Николай Гумилев упрекал Блока за «искусственно приклеенный» конец «Двенадцати», который, по замыслу автора, должен примирить с разбоем. «Мне тоже не нравится конец «Двенадцати», – отвечал Блок. – Я хотел бы, чтобы этот конец был иной. Когда я кончил, я сам удивлялся: почему Христос? Но чем больше я вглядывался, тем яснее я видел Христа. И тогда же записал у себя: «к сожалению, Христос». Действительно, у Блока есть такие записи: «…не в том дело, что красногвардейцы «недостойны» Иисуса, который идет с ними сейчас; а в том, что именно Он идет с ними, а надо, чтобы шел Другой». Другой – это дьявол. И именно дьявол («простонародный русский черт») уже закономерно появляется в конце стихотворения Зоргенфрея «Еще скрежещет старый мир…». Само это стихотворение тоже берет начало в поэме «Двенадцать». Его «всепомрачающая скука» прямо вытекает из блоковских строк:

Ох ты, горе-горькое!

Скука скучная,

Смертная!

………………………..........

Скучно!

После «Двенадцати» Блок лишился способности писать стихи. С тем большим интересом он вчитывался теперь в неожиданные для него стихи Зоргенфрея, удивляясь, что, оказывается, наступившие времена не убили поэзию до конца, что его друг, напротив, обрел ускользавшую от него прежде власть над словом.
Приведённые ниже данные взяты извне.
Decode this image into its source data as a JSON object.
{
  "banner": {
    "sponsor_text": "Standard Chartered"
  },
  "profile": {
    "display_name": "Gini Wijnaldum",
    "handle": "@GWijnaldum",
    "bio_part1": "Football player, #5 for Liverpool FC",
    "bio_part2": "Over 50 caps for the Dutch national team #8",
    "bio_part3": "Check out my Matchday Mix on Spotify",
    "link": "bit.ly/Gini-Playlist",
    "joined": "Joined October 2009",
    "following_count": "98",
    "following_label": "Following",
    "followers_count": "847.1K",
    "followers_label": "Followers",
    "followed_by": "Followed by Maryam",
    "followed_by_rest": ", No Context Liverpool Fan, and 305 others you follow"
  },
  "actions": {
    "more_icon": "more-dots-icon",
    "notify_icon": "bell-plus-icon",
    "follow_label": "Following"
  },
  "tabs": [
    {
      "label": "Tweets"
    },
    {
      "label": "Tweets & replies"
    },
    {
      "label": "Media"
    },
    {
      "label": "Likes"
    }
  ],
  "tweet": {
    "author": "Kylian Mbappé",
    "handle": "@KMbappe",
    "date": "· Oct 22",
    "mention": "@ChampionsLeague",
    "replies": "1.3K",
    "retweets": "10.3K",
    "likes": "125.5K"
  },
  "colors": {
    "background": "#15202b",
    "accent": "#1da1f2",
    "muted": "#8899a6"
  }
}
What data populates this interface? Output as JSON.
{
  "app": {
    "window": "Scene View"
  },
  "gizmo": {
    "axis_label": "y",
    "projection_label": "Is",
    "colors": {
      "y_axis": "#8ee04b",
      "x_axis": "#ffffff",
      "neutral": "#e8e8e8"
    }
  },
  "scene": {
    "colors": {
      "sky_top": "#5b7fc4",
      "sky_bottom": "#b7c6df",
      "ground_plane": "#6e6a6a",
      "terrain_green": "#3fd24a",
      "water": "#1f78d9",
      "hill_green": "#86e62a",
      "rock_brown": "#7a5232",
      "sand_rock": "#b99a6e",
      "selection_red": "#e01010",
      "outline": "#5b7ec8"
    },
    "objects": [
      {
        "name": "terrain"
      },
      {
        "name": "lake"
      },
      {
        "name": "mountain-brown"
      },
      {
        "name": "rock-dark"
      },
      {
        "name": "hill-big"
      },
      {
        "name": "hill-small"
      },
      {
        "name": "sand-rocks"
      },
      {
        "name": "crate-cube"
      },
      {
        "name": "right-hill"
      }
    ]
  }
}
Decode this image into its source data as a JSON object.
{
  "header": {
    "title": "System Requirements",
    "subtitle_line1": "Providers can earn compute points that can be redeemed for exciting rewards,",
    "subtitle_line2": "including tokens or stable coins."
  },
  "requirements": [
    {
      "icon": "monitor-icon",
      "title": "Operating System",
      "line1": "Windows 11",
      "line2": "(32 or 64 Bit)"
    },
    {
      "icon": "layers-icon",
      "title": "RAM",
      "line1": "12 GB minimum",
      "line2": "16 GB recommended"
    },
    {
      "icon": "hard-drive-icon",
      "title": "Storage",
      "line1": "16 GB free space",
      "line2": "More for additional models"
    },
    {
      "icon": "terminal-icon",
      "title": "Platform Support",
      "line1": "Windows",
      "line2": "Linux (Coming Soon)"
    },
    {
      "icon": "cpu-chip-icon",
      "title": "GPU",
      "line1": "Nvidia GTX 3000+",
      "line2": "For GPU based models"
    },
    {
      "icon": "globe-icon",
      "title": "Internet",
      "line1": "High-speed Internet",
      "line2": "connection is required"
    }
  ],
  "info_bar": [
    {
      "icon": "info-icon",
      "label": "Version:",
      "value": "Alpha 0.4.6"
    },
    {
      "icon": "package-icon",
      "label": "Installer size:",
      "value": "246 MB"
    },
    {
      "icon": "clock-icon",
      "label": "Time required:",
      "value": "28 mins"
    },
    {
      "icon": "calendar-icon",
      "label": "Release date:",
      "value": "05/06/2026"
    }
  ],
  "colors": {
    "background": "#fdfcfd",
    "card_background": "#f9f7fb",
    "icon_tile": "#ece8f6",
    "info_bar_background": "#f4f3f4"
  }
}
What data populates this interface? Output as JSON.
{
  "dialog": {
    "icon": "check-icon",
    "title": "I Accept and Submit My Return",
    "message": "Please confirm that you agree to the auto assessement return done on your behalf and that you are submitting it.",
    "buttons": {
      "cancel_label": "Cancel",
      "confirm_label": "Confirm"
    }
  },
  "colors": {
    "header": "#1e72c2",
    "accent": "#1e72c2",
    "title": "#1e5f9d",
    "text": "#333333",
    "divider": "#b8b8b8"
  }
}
Зоргенфрей так чувствовал Блока, так чутко шел за ним все полтора десятилетия их знакомства и дружбы, что, возможно, сумел сказать в своих лучших стихах то, что после «Двенадцати» самому Блоку не давалось.

А уж конец Зоргенфрея – арест и гибель в ГУЛАГе – для Блока никак не был заказан, доживи он до эпохи Большого террора.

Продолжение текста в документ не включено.